Le Chat du rabbin - teaser
Pascal Neyron règle également la mise en scène du spectacle. La scénographie conçue par Casilda Desazars est à la fois simple et efficace : les musiciens des Frivolités parisiennes sont présents sur le plateau, et occupent un dispositif qui permettra la projection de vidéos (signées Nathalie Cabrol) tout autant évocatrices que poétiques, faisant habilement voyager le spectateur d’Alger à Paris. Dans ce décor évoluent les quatre acteurs-chanteurs, campant leur rôle avec conviction et humour : bravo à Sinan Bertrand pour l’aisance avec laquelle il endosse les différents rôles qui lui échoient ; à Neïma Naouri pour sa Zlabya subtile vocalement et impliquée scéniquement ; à Jean-Michel Fournereau, qui campe comme il se doit un rabbin à la fois drôle et touchant lorsqu’il sent vaciller les convictions sur lesquelles son existence s’appuyait (« Si on peut être heureux sans respecter la Torah, pourquoi suivre des préceptes qui compliquent la vie ? »).
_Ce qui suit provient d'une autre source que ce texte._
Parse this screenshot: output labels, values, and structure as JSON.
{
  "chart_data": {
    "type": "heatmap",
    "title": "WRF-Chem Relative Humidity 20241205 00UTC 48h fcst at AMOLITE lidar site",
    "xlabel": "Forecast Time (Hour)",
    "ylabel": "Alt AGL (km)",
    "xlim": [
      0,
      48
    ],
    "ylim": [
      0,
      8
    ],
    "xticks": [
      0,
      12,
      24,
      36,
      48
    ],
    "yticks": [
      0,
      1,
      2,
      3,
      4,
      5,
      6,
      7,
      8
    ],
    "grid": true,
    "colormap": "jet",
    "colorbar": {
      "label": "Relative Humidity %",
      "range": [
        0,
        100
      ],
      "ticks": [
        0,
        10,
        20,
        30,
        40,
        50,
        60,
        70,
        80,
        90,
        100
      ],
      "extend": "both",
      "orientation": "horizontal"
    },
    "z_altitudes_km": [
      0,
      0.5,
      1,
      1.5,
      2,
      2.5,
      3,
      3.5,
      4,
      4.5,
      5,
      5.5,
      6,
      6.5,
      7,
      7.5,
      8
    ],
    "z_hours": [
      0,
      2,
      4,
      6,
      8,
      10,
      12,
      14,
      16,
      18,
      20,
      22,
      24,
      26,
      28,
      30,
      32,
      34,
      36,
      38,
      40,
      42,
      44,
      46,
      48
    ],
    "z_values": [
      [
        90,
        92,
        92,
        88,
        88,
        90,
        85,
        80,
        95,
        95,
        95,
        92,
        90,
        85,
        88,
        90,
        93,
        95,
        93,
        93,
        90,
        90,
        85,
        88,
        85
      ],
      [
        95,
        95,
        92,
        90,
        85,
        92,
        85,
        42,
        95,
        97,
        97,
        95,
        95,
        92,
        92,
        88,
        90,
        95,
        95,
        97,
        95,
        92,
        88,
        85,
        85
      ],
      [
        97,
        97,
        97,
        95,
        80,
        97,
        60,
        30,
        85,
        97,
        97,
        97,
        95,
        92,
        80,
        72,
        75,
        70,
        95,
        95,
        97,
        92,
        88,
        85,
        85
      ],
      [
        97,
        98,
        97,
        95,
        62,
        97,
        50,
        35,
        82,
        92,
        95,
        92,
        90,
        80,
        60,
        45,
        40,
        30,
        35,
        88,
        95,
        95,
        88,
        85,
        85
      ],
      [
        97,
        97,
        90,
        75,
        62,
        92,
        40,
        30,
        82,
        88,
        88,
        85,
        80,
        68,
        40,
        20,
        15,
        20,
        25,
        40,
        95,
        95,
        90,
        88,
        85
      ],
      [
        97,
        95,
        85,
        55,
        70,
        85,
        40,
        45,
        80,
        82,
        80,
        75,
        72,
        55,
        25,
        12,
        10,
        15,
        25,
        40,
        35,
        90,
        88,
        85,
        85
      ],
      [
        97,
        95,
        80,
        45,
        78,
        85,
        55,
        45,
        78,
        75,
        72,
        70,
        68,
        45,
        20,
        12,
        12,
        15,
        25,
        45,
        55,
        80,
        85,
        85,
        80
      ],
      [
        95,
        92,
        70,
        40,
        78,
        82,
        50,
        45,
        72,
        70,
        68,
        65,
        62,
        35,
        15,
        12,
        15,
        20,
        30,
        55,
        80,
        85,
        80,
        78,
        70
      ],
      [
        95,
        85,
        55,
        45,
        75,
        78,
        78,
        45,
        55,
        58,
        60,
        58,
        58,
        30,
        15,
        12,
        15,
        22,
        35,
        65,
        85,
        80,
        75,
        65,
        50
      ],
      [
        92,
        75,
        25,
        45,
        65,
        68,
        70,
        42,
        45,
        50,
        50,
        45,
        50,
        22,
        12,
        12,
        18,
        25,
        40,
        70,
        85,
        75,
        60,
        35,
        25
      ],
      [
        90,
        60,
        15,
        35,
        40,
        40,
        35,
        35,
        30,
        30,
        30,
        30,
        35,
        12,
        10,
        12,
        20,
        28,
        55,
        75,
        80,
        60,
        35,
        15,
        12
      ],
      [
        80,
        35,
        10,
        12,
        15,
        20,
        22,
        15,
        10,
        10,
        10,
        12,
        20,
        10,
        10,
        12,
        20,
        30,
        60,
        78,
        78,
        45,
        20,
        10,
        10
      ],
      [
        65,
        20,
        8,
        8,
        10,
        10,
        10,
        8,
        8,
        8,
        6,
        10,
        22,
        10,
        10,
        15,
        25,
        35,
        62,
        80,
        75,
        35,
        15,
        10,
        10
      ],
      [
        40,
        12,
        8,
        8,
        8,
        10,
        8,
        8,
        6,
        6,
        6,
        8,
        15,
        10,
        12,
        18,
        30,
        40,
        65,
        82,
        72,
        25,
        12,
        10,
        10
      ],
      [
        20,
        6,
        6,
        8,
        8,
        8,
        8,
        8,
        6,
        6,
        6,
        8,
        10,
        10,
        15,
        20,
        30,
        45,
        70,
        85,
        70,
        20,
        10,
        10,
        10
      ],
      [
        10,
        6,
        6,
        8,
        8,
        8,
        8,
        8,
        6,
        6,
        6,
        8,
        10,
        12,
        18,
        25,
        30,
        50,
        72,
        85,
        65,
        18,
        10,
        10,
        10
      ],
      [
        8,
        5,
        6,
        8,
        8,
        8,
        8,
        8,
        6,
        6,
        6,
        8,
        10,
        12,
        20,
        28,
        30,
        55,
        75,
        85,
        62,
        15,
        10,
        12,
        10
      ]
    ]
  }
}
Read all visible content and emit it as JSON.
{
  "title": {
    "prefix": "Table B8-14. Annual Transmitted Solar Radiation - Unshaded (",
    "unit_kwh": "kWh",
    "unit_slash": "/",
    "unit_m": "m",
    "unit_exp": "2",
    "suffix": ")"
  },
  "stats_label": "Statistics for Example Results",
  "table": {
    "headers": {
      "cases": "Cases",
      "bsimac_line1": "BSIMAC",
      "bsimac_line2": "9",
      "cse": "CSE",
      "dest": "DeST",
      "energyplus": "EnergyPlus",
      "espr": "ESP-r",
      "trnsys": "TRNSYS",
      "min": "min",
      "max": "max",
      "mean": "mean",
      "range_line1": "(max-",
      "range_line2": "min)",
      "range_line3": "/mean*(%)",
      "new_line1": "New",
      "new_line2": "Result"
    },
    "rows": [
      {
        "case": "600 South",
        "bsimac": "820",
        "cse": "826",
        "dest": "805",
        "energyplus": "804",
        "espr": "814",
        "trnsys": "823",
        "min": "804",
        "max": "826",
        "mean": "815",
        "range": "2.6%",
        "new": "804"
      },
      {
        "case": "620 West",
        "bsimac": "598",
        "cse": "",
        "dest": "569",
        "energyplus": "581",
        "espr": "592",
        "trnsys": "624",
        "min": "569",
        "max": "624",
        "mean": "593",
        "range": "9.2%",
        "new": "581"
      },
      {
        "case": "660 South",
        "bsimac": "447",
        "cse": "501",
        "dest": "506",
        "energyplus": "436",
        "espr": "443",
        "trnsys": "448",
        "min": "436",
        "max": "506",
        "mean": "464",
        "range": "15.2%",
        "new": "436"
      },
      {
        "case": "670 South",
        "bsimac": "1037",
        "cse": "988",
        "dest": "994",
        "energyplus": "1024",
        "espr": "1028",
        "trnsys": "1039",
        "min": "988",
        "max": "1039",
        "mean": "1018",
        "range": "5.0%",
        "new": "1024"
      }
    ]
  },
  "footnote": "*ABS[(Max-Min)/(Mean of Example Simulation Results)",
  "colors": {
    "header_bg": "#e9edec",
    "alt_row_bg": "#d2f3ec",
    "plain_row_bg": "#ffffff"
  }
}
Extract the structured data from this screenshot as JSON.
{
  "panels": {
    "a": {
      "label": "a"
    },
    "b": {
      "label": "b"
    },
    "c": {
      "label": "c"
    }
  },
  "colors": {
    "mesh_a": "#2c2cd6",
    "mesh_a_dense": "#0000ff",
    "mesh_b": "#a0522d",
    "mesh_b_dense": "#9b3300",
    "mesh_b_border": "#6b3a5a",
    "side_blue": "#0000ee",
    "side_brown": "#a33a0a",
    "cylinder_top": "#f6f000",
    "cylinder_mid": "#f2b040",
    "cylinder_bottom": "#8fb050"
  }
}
Quant à Richard Delestre, il campe un chat tour à tour miaulant et feulant, mais aussi… parlant et chantant, le fait d’avoir avalé le perroquet de la maison lui ayant en effet conféré le don s’exprimer et de communiquer avec les humains. Ce dont il ne se prive pas, délivrant des leçons de sagesse (sur le libre-arbitre, le pouvoir de la parole, la liberté de croire ou de ne pas croire, d’adhérer aveuglément à un dogme ou de poser sur lui un regard critique, le vivre-ensemble,…) avec sans doute bien plus d’efficacité que ne le feraient de longs discours philosophiques !
Sur le livret de Pascal Neyron et Oldelaf, Mathhieu Michard a déposé une musique dont les références savantes (musiques arabo-andalouses[1], juives, jazz, chanson française du début du XXe siècle…) n’entravent en rien la spontanéité ni la fraîcheur. Le public, conquis, manifeste sans retenue son enthousiasme à la fin du spectacle, dont on espère que d’autres scènes encore pourront prochainement l’inviter.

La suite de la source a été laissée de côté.